Nous avons interprété ce drame, quels qu’en soient les ressorts intimes, comme un révélateur de problèmes qui avaient pu se produire dans le passé et que nous souhaitons désormais savoir traiter. Le directoire exceptionnel que j’ai réuni le 4 janvier a adopté un plan d’action.
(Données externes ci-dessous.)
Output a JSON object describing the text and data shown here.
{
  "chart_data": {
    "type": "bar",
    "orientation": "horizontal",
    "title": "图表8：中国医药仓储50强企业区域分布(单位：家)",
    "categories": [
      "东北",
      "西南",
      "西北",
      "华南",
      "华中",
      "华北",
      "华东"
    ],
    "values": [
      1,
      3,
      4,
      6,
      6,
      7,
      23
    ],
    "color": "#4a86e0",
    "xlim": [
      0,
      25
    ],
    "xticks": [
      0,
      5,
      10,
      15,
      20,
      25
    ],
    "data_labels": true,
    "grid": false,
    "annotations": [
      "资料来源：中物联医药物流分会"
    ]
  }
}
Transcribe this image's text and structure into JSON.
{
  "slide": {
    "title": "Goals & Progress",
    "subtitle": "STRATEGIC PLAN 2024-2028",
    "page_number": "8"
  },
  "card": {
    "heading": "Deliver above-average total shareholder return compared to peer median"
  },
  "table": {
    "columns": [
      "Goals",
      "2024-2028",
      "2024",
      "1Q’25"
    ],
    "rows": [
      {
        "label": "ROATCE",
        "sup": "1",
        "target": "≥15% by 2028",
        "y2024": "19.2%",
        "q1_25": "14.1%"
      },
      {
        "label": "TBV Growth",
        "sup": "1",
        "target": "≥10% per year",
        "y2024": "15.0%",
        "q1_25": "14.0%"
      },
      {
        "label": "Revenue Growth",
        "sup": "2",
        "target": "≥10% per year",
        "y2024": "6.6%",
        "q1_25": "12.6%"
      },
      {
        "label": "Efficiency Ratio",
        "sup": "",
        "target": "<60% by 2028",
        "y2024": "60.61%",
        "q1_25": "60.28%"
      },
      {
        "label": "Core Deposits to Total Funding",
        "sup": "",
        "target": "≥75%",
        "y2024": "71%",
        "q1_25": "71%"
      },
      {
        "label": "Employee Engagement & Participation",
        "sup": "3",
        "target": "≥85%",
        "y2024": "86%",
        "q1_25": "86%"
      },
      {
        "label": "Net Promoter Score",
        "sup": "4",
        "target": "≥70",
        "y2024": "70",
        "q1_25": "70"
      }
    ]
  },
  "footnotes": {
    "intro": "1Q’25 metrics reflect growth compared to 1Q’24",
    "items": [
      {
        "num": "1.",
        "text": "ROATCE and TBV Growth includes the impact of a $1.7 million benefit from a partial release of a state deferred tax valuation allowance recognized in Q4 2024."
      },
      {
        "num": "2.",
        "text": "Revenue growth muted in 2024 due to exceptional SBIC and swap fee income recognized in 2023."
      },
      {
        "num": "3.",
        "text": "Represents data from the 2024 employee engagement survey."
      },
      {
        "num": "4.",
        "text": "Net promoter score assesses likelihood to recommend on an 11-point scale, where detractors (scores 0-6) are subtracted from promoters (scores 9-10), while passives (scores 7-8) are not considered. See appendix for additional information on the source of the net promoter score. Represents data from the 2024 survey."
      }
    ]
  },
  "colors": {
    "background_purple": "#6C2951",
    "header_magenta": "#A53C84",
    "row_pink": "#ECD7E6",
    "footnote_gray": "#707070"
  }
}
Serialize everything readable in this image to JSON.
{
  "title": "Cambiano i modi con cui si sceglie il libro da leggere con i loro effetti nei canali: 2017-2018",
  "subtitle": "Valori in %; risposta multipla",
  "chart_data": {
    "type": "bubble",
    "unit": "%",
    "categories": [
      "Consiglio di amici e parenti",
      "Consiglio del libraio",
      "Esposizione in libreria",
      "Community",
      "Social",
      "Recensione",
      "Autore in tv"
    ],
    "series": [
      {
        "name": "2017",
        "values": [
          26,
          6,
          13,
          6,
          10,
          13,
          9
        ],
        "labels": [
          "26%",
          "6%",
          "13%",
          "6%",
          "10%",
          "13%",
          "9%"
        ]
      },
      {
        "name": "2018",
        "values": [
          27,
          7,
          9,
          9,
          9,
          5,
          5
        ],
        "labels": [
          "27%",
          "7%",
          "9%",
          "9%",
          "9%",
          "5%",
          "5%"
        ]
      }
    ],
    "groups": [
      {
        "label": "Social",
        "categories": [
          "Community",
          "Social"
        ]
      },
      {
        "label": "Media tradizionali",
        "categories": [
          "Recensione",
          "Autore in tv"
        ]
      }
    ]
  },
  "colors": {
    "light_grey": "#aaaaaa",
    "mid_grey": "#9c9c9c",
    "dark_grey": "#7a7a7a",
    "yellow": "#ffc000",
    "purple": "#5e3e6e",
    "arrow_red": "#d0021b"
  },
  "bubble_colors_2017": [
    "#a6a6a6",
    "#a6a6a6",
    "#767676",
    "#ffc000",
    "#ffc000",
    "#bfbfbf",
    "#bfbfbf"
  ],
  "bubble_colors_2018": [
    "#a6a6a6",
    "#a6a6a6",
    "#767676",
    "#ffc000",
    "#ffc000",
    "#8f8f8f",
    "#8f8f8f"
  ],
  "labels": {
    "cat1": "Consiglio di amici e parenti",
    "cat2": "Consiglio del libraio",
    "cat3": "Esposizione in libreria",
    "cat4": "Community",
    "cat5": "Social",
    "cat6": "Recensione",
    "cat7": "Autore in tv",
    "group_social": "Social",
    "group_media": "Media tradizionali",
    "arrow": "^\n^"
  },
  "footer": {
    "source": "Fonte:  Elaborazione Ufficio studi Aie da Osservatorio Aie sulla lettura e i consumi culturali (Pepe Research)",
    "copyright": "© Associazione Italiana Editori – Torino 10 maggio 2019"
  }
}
En clair, nous devions agir pour éviter que se cristallisent à nouveau des situations ou des conflits de cette nature. En trois mois, un groupe de travail l’a traduit en recommandations opérationnelles, qui sont d’application immédiate (lire page 3). Chacun a conscience de l’enjeu, qu’il exerce des responsabilités médicales ou administratives.
Quelles sont les mesures les plus novatrices ?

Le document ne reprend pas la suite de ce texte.